FIG. 2 is a diagram showing a schematic configuration of a second embodiment.

FIG. 3 is a perspective view showing a configuration of an example of a liquid crystal display element.

FIG. 4 is a diagram showing a configuration of a conventional head- or face-mounted display device.

[Explanation of symbols]

 DESCRIPTION OF SYMBOLS 1 ... Eyeball of observer 3 ... Concave mirror 4 ... Image display element (liquid crystal display element) 5 ... Concave half mirror 7 ... External light 8 ... Polarization beam splitter 9 ... (First) quarter wave plate 21 ... Second Quarter wave plate 22 ... Polarizing plate

 ─────────────────────────────────────────────────── ─── Continuation of the front page (72) Inventor Toshiro Okamura Olympus Optical Industry Co., Ltd. 2-34-2 Hatagaya, Shibuya-ku, Tokyo

Claims (2)

[Claims] 1. An image display device for displaying an observation image, a partially transmissive reflection surface for partially transmitting and partially reflecting light from the image display device, and light reflected by the partially transmissive reflection surface for an observer. In a head- or face-mounted display device having a concave mirror that reflects so as to lead to the eyeball, the partially transmissive reflective surface is formed by a polarization beam splitter, and 1 / between the polarization beam splitter and the concave mirror.

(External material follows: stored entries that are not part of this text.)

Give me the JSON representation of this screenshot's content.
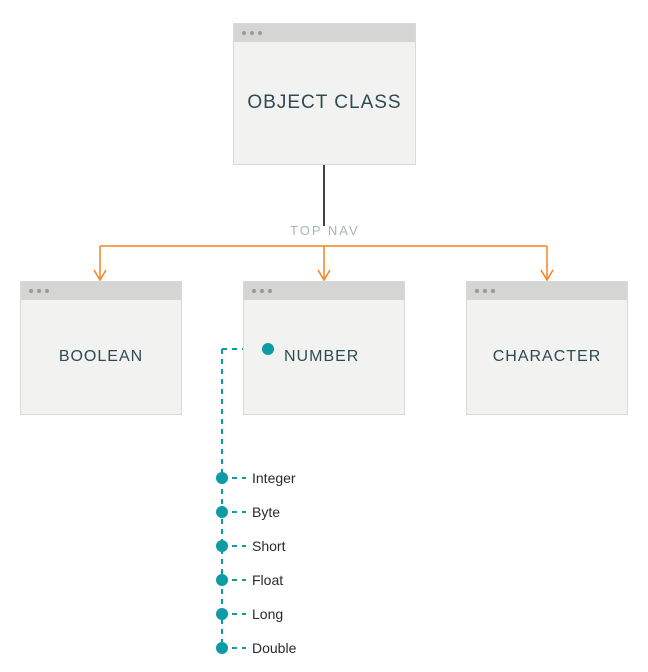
{
  "root": {
    "label": "OBJECT CLASS"
  },
  "nav_label": "TOP NAV",
  "children": {
    "boolean": {
      "label": "BOOLEAN"
    },
    "number": {
      "label": "NUMBER"
    },
    "character": {
      "label": "CHARACTER"
    }
  },
  "number_subtypes": [
    {
      "label": "Integer"
    },
    {
      "label": "Byte"
    },
    {
      "label": "Short"
    },
    {
      "label": "Float"
    },
    {
      "label": "Long"
    },
    {
      "label": "Double"
    }
  ],
  "colors": {
    "arrow": "#f58220",
    "teal": "#0d9ba5",
    "line_black": "#000000"
  }
}
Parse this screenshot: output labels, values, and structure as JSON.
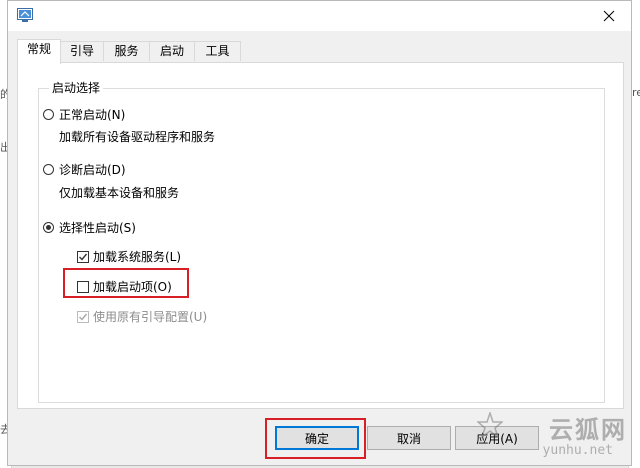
{
  "background": {
    "right_edge_text": "re",
    "left_edge_text_1": "的",
    "left_edge_text_2": "出",
    "left_edge_text_3": "去"
  },
  "tabs": [
    {
      "label": "常规",
      "active": true
    },
    {
      "label": "引导",
      "active": false
    },
    {
      "label": "服务",
      "active": false
    },
    {
      "label": "启动",
      "active": false
    },
    {
      "label": "工具",
      "active": false
    }
  ],
  "startup": {
    "group_title": "启动选择",
    "normal": {
      "label": "正常启动(N)",
      "desc": "加载所有设备驱动程序和服务",
      "checked": false
    },
    "diagnostic": {
      "label": "诊断启动(D)",
      "desc": "仅加载基本设备和服务",
      "checked": false
    },
    "selective": {
      "label": "选择性启动(S)",
      "checked": true
    },
    "options": [
      {
        "label": "加载系统服务(L)",
        "checked": true,
        "enabled": true
      },
      {
        "label": "加载启动项(O)",
        "checked": false,
        "enabled": true
      },
      {
        "label": "使用原有引导配置(U)",
        "checked": true,
        "enabled": false
      }
    ]
  },
  "buttons": {
    "ok": "确定",
    "cancel": "取消",
    "apply": "应用(A)"
  },
  "watermark": {
    "main": "云狐网",
    "sub": "yunhu.net"
  },
  "colors": {
    "highlight": "#d91f26",
    "accent": "#0078d7"
  }
}
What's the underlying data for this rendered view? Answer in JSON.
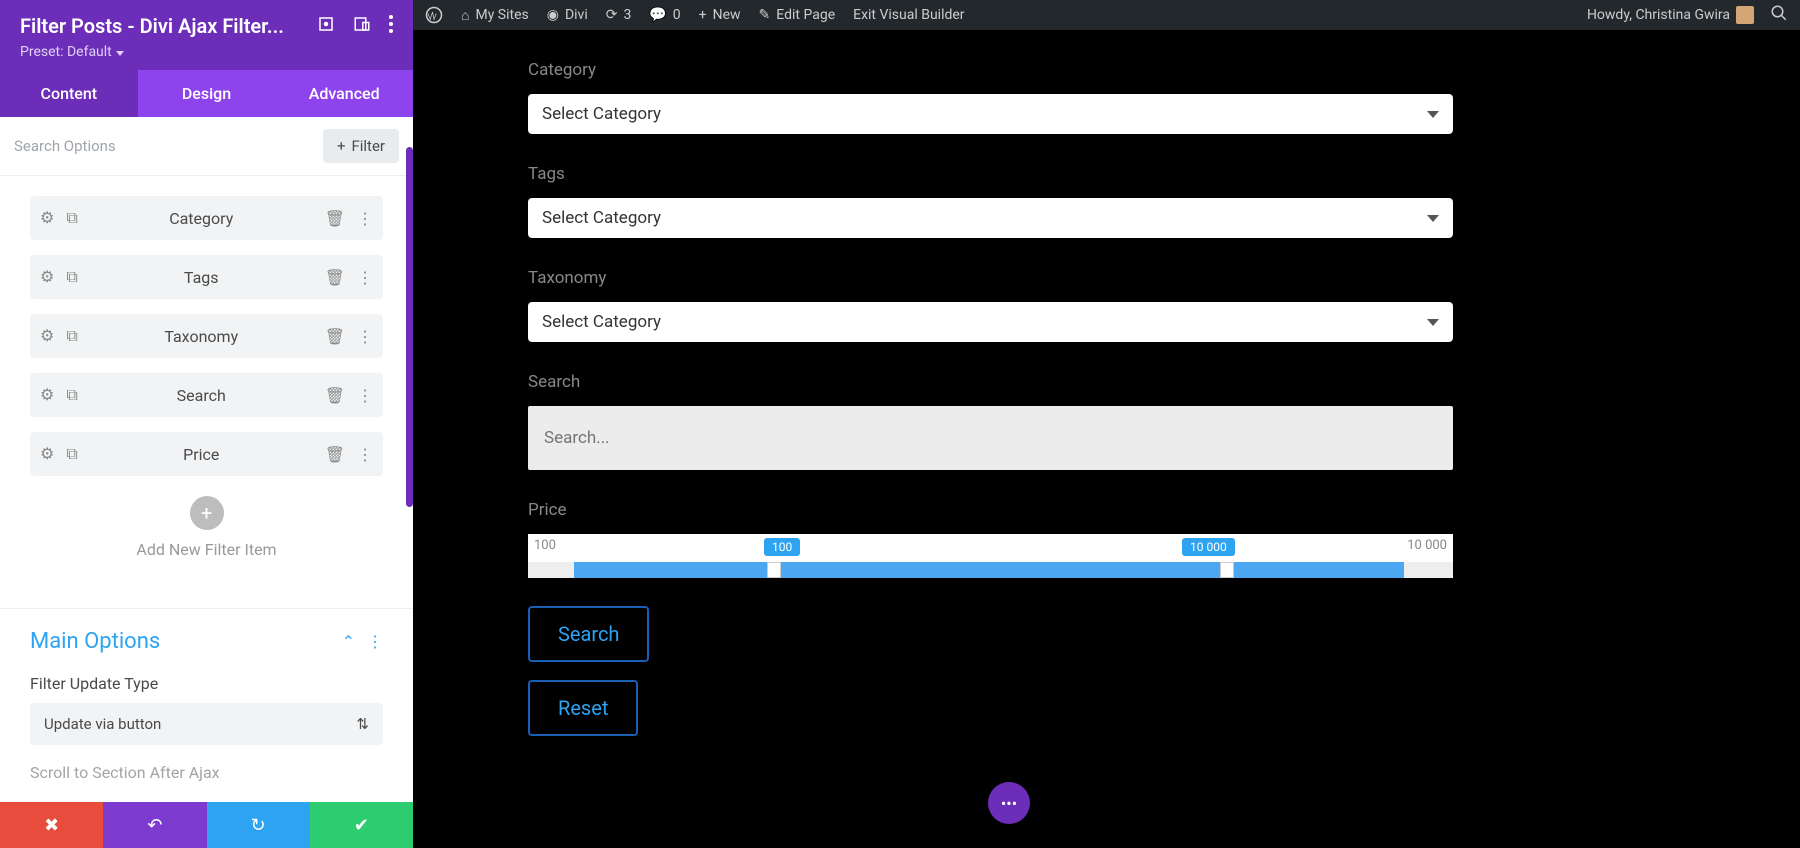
{
  "sidebar": {
    "title": "Filter Posts - Divi Ajax Filter...",
    "preset": "Preset: Default",
    "tabs": [
      "Content",
      "Design",
      "Advanced"
    ],
    "search_options_label": "Search Options",
    "add_filter_label": "Filter",
    "items": [
      {
        "label": "Category"
      },
      {
        "label": "Tags"
      },
      {
        "label": "Taxonomy"
      },
      {
        "label": "Search"
      },
      {
        "label": "Price"
      }
    ],
    "add_new_filter_label": "Add New Filter Item",
    "main_options": {
      "title": "Main Options",
      "filter_update_type_label": "Filter Update Type",
      "filter_update_type_value": "Update via button",
      "scroll_label": "Scroll to Section After Ajax"
    }
  },
  "adminbar": {
    "my_sites": "My Sites",
    "divi": "Divi",
    "refresh_count": "3",
    "comments_count": "0",
    "new": "New",
    "edit_page": "Edit Page",
    "exit_vb": "Exit Visual Builder",
    "howdy": "Howdy, Christina Gwira"
  },
  "preview": {
    "category_label": "Category",
    "category_value": "Select Category",
    "tags_label": "Tags",
    "tags_value": "Select Category",
    "taxonomy_label": "Taxonomy",
    "taxonomy_value": "Select Category",
    "search_label": "Search",
    "search_placeholder": "Search...",
    "price_label": "Price",
    "price_min": "100",
    "price_max": "10 000",
    "price_val_low": "100",
    "price_val_high": "10 000",
    "search_btn": "Search",
    "reset_btn": "Reset"
  }
}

A head- or face-mounted display device comprising a four-wave plate. 2. An image display device for displaying an observation image, a partially transmissive reflection surface for partially transmitting and partially reflecting light from the image display device, and light reflected by the partially transmissive reflection surface for an observer. In a head- or face-mounted display device having a concave half mirror that reflects the light so as to guide it to the eyeball, and a light amount control means provided in front of the concave half mirror, the partially transmissive reflective surface is formed by a polarization beam splitter. The first quarter of the space between the polarization beam splitter and the concave half mirror.
A head- or face-mounted display device comprising a wavelength plate and a polarizing plate and a second quarter-wave plate as the light quantity control means.